Pogue emphasized the global impact of user-friendly apps that allow people to interact and add their own content, such as the mobile apps from Facebook, YouTube and Wikipedia—the latter of which was found in a study to be about 2 percent more correct than the Encyclopædia Britannica.

“The next big wave in tech will be augmented reality,” Pogue said. These devices and apps will include phones and glasses with perpetual video cameras that see the world as users do, but superimpose text data over the images they’re viewing. Imagine an app that has facial recognition abilities and can pull all social media activity of a person who steps into the view of the camera’s lens. It exists.

One of Pogue’s favorites is a $5 app called WordLens that allows users to hover their phone camera over signs, menus or any written text and get an accurate translation in real time on their phone screen.

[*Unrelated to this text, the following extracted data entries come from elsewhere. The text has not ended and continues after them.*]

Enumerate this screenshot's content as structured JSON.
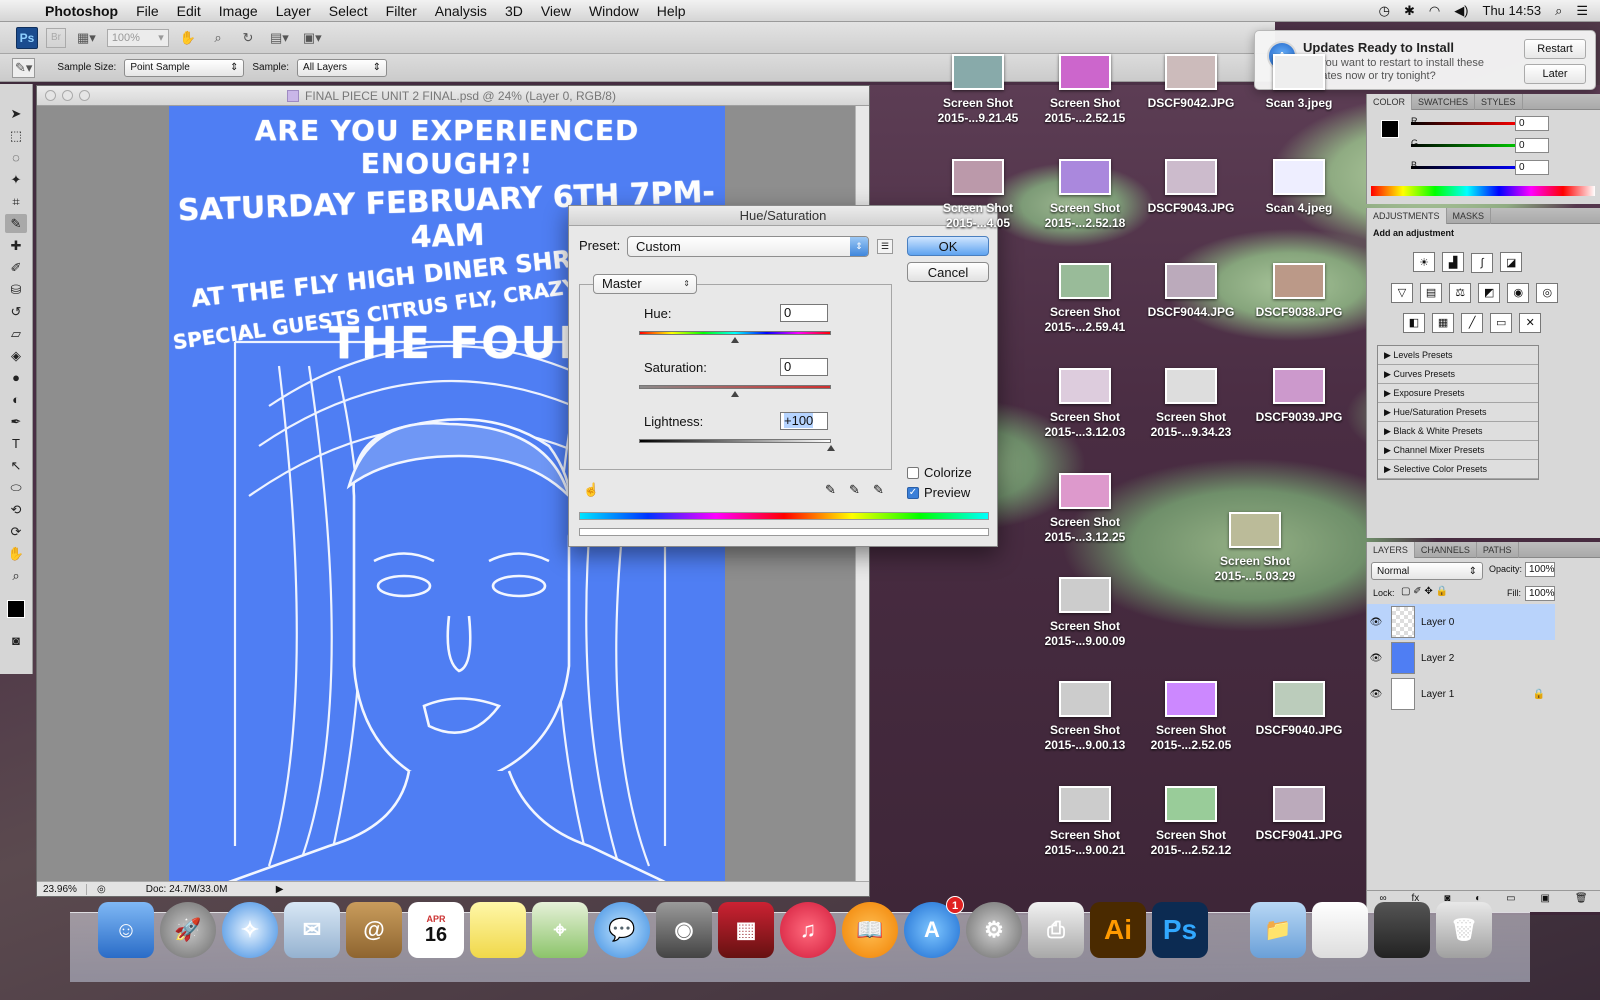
{
  "menubar": {
    "app": "Photoshop",
    "items": [
      "File",
      "Edit",
      "Image",
      "Layer",
      "Select",
      "Filter",
      "Analysis",
      "3D",
      "View",
      "Window",
      "Help"
    ],
    "clock": "Thu 14:53"
  },
  "appbar": {
    "ps": "Ps",
    "br": "Br",
    "zoom": "100%"
  },
  "options": {
    "sample_size_label": "Sample Size:",
    "sample_size_value": "Point Sample",
    "sample_label": "Sample:",
    "sample_value": "All Layers"
  },
  "document": {
    "title": "FINAL PIECE UNIT 2 FINAL.psd @ 24% (Layer 0, RGB/8)",
    "zoom": "23.96%",
    "doc_size": "Doc: 24.7M/33.0M"
  },
  "poster": {
    "line1": "ARE YOU EXPERIENCED ENOUGH?!",
    "line2": "SATURDAY FEBRUARY 6TH 7PM-4AM",
    "line3": "AT THE FLY HIGH DINER SHREWSBURY",
    "line4": "SPECIAL GUESTS CITRUS FLY, CRAZY TRIPS, MC G",
    "line5": "THE FOUR OW"
  },
  "dialog": {
    "title": "Hue/Saturation",
    "preset_label": "Preset:",
    "preset_value": "Custom",
    "ok": "OK",
    "cancel": "Cancel",
    "channel": "Master",
    "hue_label": "Hue:",
    "hue_value": "0",
    "sat_label": "Saturation:",
    "sat_value": "0",
    "light_label": "Lightness:",
    "light_value": "+100",
    "colorize": "Colorize",
    "preview": "Preview"
  },
  "notification": {
    "title": "Updates Ready to Install",
    "body": "Do you want to restart to install these updates now or try tonight?",
    "restart": "Restart",
    "later": "Later"
  },
  "desktop_icons": [
    {
      "l1": "Screen Shot",
      "l2": "2015-...9.21.45"
    },
    {
      "l1": "Screen Shot",
      "l2": "2015-...2.52.15"
    },
    {
      "l1": "DSCF9042.JPG",
      "l2": ""
    },
    {
      "l1": "Scan 3.jpeg",
      "l2": ""
    },
    {
      "l1": "Screen Shot",
      "l2": "2015-...4.05"
    },
    {
      "l1": "Screen Shot",
      "l2": "2015-...2.52.18"
    },
    {
      "l1": "DSCF9043.JPG",
      "l2": ""
    },
    {
      "l1": "Scan 4.jpeg",
      "l2": ""
    },
    {
      "l1": "Screen Shot",
      "l2": "2015-...2.59.41"
    },
    {
      "l1": "DSCF9044.JPG",
      "l2": ""
    },
    {
      "l1": "DSCF9038.JPG",
      "l2": ""
    },
    {
      "l1": "Screen Shot",
      "l2": "2015-...3.12.03"
    },
    {
      "l1": "Screen Shot",
      "l2": "2015-...9.34.23"
    },
    {
      "l1": "DSCF9039.JPG",
      "l2": ""
    },
    {
      "l1": "Screen Shot",
      "l2": "2015-...3.12.25"
    },
    {
      "l1": "Screen Shot",
      "l2": "2015-...9.00.09"
    },
    {
      "l1": "Screen Shot",
      "l2": "2015-...5.03.29"
    },
    {
      "l1": "Screen Shot",
      "l2": "2015-...9.00.13"
    },
    {
      "l1": "Screen Shot",
      "l2": "2015-...2.52.05"
    },
    {
      "l1": "DSCF9040.JPG",
      "l2": ""
    },
    {
      "l1": "Screen Shot",
      "l2": "2015-...9.00.21"
    },
    {
      "l1": "Screen Shot",
      "l2": "2015-...2.52.12"
    },
    {
      "l1": "DSCF9041.JPG",
      "l2": ""
    }
  ],
  "color_panel": {
    "tabs": [
      "COLOR",
      "SWATCHES",
      "STYLES"
    ],
    "r": "0",
    "g": "0",
    "b": "0",
    "r_label": "R",
    "g_label": "G",
    "b_label": "B"
  },
  "adjustments": {
    "tabs": [
      "ADJUSTMENTS",
      "MASKS"
    ],
    "heading": "Add an adjustment",
    "presets": [
      "Levels Presets",
      "Curves Presets",
      "Exposure Presets",
      "Hue/Saturation Presets",
      "Black & White Presets",
      "Channel Mixer Presets",
      "Selective Color Presets"
    ]
  },
  "layers": {
    "tabs": [
      "LAYERS",
      "CHANNELS",
      "PATHS"
    ],
    "blend": "Normal",
    "opacity_label": "Opacity:",
    "opacity": "100%",
    "lock_label": "Lock:",
    "fill_label": "Fill:",
    "fill": "100%",
    "items": [
      {
        "name": "Layer 0"
      },
      {
        "name": "Layer 2"
      },
      {
        "name": "Layer 1"
      }
    ]
  },
  "dock": {
    "calendar_month": "APR",
    "calendar_day": "16",
    "appstore_badge": "1",
    "ai": "Ai",
    "ps": "Ps"
  }
}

Pogue ended with wry observations of younger generations who are constant multitaskers and seekers of immediate gratification, and who pay lip service to privacy. The next generation, he noted, thinks voice mail and email are obsolete and have been replaced by the instant communication of texts and social media like Twitter and Facebook.

“We need to teach them ethics of the online world; we need to teach permanence and credibility,” Pogue warned the roomful of attendees. As advisers to a generation that will adopt new technology at a faster pace than any that came before it, he said, trusted guidance will be in full demand.

With that, Pogue closed with a song pitting the Recording Industry Association of America against high schoolers who download and share music off the Web.